Abrí los ojos, estaba en el parqueadero del Rápido Tolima.

—¿Esta bien? —me preguntó el ayudante que me había despertado.

—Sí, sí, sólo un poco adormecida.

—Ya nos bajamos —gritó el conductor desde adelante.

Me levanté y un libro cayó de mi regazo, lo recogí, era “Los mitos de Cthulhu” de Howard P. Lovecraft. Al parecer leer tantas bobadas me estaba enloqueciendo.

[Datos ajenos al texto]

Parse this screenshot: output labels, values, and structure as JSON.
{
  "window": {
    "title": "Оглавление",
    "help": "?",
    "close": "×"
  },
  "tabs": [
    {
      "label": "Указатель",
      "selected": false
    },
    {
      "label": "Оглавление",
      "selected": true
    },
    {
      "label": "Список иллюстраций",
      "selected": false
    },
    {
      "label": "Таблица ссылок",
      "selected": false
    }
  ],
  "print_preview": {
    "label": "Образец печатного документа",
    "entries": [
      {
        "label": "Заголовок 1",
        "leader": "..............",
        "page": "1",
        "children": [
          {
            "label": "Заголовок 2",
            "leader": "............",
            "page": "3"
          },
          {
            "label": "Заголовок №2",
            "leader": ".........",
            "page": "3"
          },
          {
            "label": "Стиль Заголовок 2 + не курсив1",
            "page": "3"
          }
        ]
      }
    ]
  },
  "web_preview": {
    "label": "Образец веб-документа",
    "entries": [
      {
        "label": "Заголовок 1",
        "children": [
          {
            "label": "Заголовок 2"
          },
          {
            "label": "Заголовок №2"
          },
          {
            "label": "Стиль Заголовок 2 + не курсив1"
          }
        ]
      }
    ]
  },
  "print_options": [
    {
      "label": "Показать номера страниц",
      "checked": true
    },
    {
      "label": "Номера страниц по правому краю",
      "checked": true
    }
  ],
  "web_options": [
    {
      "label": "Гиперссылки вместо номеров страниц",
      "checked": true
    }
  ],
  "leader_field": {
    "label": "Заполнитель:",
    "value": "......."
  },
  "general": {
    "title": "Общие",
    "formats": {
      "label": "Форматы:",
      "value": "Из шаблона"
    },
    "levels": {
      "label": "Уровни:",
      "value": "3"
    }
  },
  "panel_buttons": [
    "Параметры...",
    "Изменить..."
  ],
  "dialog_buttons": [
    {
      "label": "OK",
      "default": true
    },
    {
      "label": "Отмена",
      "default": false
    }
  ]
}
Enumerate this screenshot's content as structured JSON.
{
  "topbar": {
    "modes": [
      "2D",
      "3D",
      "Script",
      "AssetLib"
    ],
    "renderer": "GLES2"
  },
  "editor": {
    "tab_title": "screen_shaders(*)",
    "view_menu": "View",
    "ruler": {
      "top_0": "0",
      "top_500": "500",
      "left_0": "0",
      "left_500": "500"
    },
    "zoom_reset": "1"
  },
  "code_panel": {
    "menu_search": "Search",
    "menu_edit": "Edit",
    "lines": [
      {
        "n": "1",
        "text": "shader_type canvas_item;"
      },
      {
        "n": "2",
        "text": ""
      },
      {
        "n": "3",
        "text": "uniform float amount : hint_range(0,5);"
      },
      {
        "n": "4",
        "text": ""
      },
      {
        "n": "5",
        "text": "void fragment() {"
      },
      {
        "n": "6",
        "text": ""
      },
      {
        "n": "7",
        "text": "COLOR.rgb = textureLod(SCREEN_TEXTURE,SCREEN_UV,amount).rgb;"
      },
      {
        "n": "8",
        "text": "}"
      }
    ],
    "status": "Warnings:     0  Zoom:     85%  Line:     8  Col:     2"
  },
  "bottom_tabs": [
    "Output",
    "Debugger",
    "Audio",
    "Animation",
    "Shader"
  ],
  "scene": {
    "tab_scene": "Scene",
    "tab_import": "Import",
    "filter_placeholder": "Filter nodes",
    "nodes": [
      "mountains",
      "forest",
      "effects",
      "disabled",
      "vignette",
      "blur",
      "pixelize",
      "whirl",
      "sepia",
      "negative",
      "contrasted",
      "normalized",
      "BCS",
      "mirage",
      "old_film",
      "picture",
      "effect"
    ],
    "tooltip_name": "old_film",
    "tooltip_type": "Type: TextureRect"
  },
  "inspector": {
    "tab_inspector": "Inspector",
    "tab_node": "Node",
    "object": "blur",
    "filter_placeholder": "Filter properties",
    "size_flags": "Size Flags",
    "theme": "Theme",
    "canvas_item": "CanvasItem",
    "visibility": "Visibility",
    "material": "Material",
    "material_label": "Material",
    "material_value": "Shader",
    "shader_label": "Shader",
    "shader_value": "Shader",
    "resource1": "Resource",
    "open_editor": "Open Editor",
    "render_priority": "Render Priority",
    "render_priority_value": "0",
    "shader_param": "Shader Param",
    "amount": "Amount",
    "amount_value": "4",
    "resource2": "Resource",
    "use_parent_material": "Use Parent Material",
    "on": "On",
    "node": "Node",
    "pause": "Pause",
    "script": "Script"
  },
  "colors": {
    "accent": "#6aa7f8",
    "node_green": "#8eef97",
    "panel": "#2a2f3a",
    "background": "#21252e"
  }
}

Sonreí mientras me bajaba del bus, me había dormido después del retén, qué vergüenza. Recogí mis maletas y empecé a bajar por la avenida principal del pueblo, todo el mundo me miraba, el paradero estaba al otro lado de la casa de mi abuelita, así que me veía como una tonta arrastrando dos maletotas en medio de las calles. Después de un gran esfuerzo llegué a la esquina de mi cuadra. Era tal como recordaba: la tienda de la esquina donde vendían las arepas más ricas que había probado en la vida y la biblioteca de cien volúmenes al otro lado. Dejé un momento las maletas en el piso para tomar un respiro antes de bajar la última calle empinada.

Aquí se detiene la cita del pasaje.